Immobilier : pourquoi les prêts transférables sont en voie de disparition ?

 09.08.2018  Fiscalité

Immobilier : pourquoi les prêts transférables sont en voie de disparition ?

Les taux bas actuels amènent l’immense majorité des banques à ne plus proposer la transférabilité des prêts, une option en vertu de laquelle l’acquéreur d’un bien a la possibilité de conserver les conditions de financement contractées lors de ce premier achat pour investir dans un nouveau projet immobilier.

Perceptible depuis l’hiver dernier, le ralentissement du coût du crédit s’est confirmé au printemps et semble se poursuivre en ce début d’été. D’après les relevés effectués en juillet par le courtier Cafpi, les principaux taux reculent assez nettement par rapport au mois précédent, de 0,89% en moyenne à 0,75% pour un emprunt échelonné sur dix ans, d’1,18% à 0,95% sur quinze ans, d’1,37% à 1,25% sur vingt ans, et d’1,61% à 1,30% sur vingt-cinq ans.
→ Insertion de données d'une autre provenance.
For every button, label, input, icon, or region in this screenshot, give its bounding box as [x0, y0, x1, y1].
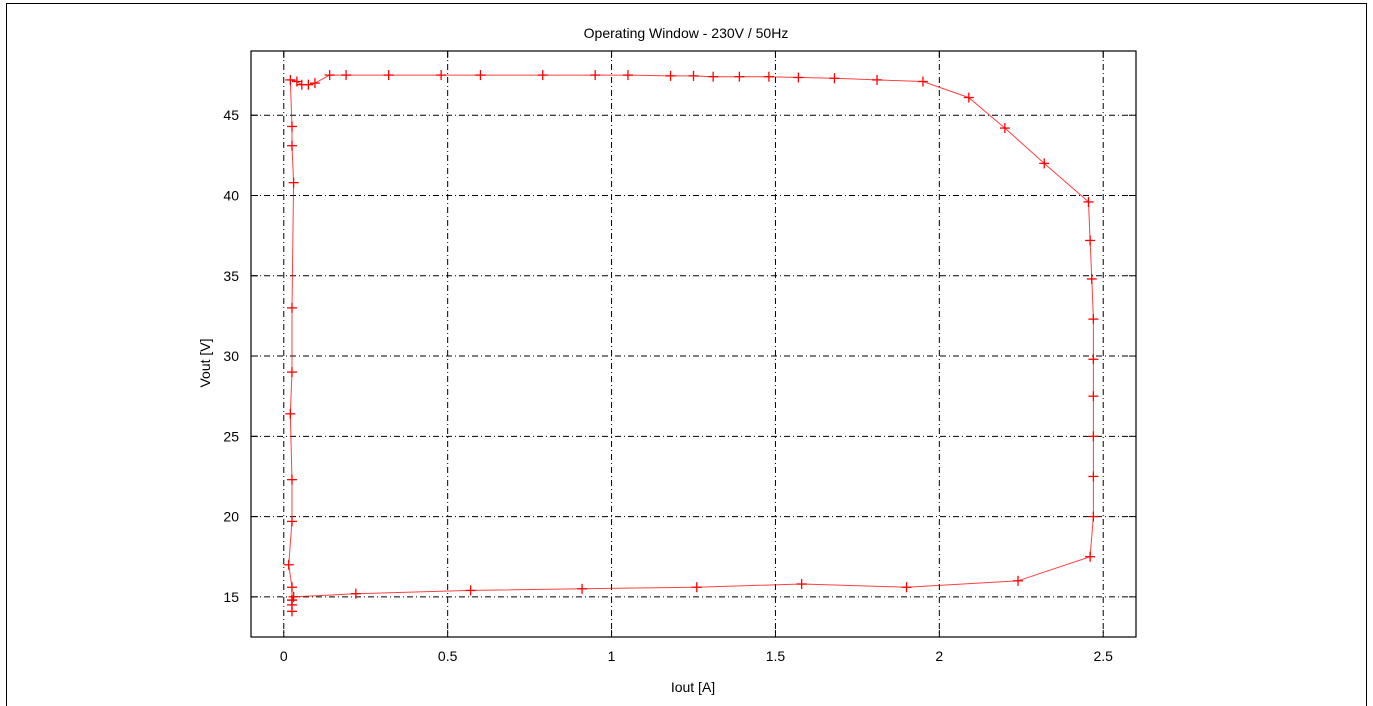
data-point-marker [288, 177, 299, 188]
data-point-marker [793, 72, 804, 83]
y-tick-label: 40 [223, 187, 239, 203]
data-point-marker [665, 70, 676, 81]
data-point-marker [285, 74, 296, 85]
axis-ticks: 0 0.5 1 1.5 2 2.5 15 20 25 30 35 40 45 [223, 51, 1136, 664]
data-series [283, 70, 1099, 617]
data-point-marker [286, 595, 297, 606]
x-tick-label: 1 [608, 648, 616, 664]
data-point-marker [436, 70, 447, 81]
plot-area [250, 50, 1137, 638]
data-point-marker [291, 76, 302, 87]
y-tick-label: 20 [223, 509, 239, 525]
x-tick-label: 0.5 [438, 648, 458, 664]
data-point-marker [465, 585, 476, 596]
data-point-marker [1085, 235, 1096, 246]
grid [251, 51, 1136, 637]
data-point-marker [286, 582, 297, 593]
data-point-marker [999, 123, 1010, 134]
data-point-marker [734, 71, 745, 82]
data-point-marker [350, 588, 361, 599]
series-line [288, 74, 1094, 612]
data-point-marker [1088, 471, 1099, 482]
data-point-marker [1088, 511, 1099, 522]
data-point-marker [829, 73, 840, 84]
data-point-marker [963, 92, 974, 103]
x-tick-label: 1.5 [766, 648, 786, 664]
data-point-marker [901, 582, 912, 593]
data-point-marker [1086, 273, 1097, 284]
data-point-marker [872, 74, 883, 85]
y-tick-label: 35 [223, 268, 239, 284]
data-point-marker [763, 71, 774, 82]
x-tick-label: 2.5 [1093, 648, 1113, 664]
data-point-marker [285, 408, 296, 419]
data-point-marker [1088, 391, 1099, 402]
figure-frame [6, 3, 1367, 706]
data-point-marker [1039, 158, 1050, 169]
data-point-marker [917, 76, 928, 87]
x-tick-label: 2 [935, 648, 943, 664]
data-point-marker [1088, 354, 1099, 365]
data-point-marker [691, 582, 702, 593]
x-tick-label: 0 [280, 648, 288, 664]
data-point-marker [283, 559, 294, 570]
data-point-marker [286, 474, 297, 485]
data-point-marker [286, 140, 297, 151]
data-point-marker [590, 70, 601, 81]
data-point-marker [1088, 431, 1099, 442]
data-point-marker [286, 121, 297, 132]
data-point-marker [537, 70, 548, 81]
data-point-marker [708, 71, 719, 82]
data-point-marker [383, 70, 394, 81]
y-tick-label: 15 [223, 589, 239, 605]
y-tick-label: 45 [223, 107, 239, 123]
y-tick-label: 25 [223, 428, 239, 444]
data-point-marker [1083, 196, 1094, 207]
data-point-marker [475, 70, 486, 81]
chart-title: Operating Window - 230V / 50Hz [584, 25, 789, 41]
data-point-marker [341, 70, 352, 81]
data-point-marker [1013, 575, 1023, 586]
data-point-marker [1088, 314, 1099, 325]
data-point-marker [688, 70, 699, 81]
data-point-marker [286, 367, 297, 378]
x-axis-label: Iout [A] [671, 679, 715, 695]
y-tick-label: 30 [223, 348, 239, 364]
data-point-marker [1085, 551, 1096, 562]
data-point-marker [622, 70, 633, 81]
y-axis-label: Vout [V] [197, 338, 213, 387]
data-point-marker [286, 302, 297, 313]
data-point-marker [324, 70, 335, 81]
data-point-marker [309, 78, 320, 89]
data-point-marker [796, 579, 807, 590]
data-point-marker [286, 516, 297, 527]
data-point-marker [577, 583, 588, 594]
Compenser la hausse des prix immobiliers

Rien ne laisse augurer, pour l’instant, d’un brusque retournement de situation, compte tenu à la fois des signaux macro-économiques et du contexte bancaire français, marqué par une concurrence accrue entre les établissements qui influe à la baisse sur les tarifs. Entre mai et juillet derniers, le repli progressif du cours des emprunts d’Etat émis à 10 ans* (Obligations Assimilables du Trésor, OAT) - l’un des indices de référence sur lequel les prêteurs se fondent pour fixer leurs taux - participe de cette détente générale, impulsée depuis Francfort par une politique monétaire accommodante qui, en nourrissant l’inflation à  l’échelle de la zone euro, y encourage l’octroi de crédits aux particuliers et aux entreprises.

Sur le terrain, les banques de dépôt s’appuient sur ces facilités de paiement  pour maintenir une ambitieuse stratégie de conquête commerciale. Objectif : attirer la clientèle avec des offres compétitives aptes à compenser la hausse des prix immobiliers, surtout dans les grandes villes. Toutefois, pour préserver leur niveau de rentabilité dans ce contexte de taux bas, la majorité des établissements retire de ses contrats les quelques options qu’elle juge par trop avantageuses : c’est le cas, par exemple, de la transférabilité des prêts.

Là où elle est encore proposée, cette formule permet à un particulier qui revend un bien acquis à crédit de conserver les conditions de financement négociées lors de ce premier achat (taux, assurance emprunteur, garanties…) pour investir dans une nouvelle résidence principale.

Les banques anticipent une remontée des taux

Un tel système est extrêmement bénéfique pour un emprunteur qui, à un moment donné, a profité d’une conjoncture favorable pour obtenir un crédit immobilier peu cher. L’opération est plus risquée pour les banques dès lors qu’elles commencent à anticiper, comme c’est le cas aujourd’hui, un changement de cycle dont elles pensent qu’il va inévitablement se traduire par une remontée durable des taux. Aussi, craignant pour leurs marges, sont-elles de plus en plus en nombreuses à supprimer cette clause de transférabilité, ce que confirmait en mai dernier le courtier Vousfinancer sur son site internet : Sandrine Allonier, porte-parole du réseau, souligne que  dans la perspective éventuelle, à moyenne ou longue échéance, d’un redémarrage à la hausse des taux des marchés financiers, « il est difficilement tenable pour une banque de s’engager à maintenir un taux de crédit très avantageux sur une future acquisition qui interviendra dans 7 à 10 ans… », soit la durée moyenne réelle d’un crédit en France (beaucoup de ces prêts sont en effet soldés avant leur terme suite à revente ou un héritage).

Evidemment, l’option subsiste pour les ménages qui l’ont déjà souscrite, à certaines conditions, variables d’un établissement à l’autre. Elles peuvent prendre la forme d’un délai fixé contractuellement entre la vente et l’acquisition (inférieur à 6 mois par exemple) ou porter sur  l’usage du bien acheté (résidence principale), sa valeur (supérieure au capital restant à transférer) ou la fiabilité du candidat (il ne doit pas y avoir eu de défauts de paiement sur l’ancien prêt).

*au 6 juillet dernier, le pointage était à 0,6%, contre 0,8% un mois auparavant et loin de la barre du 1% atteint en février 2018.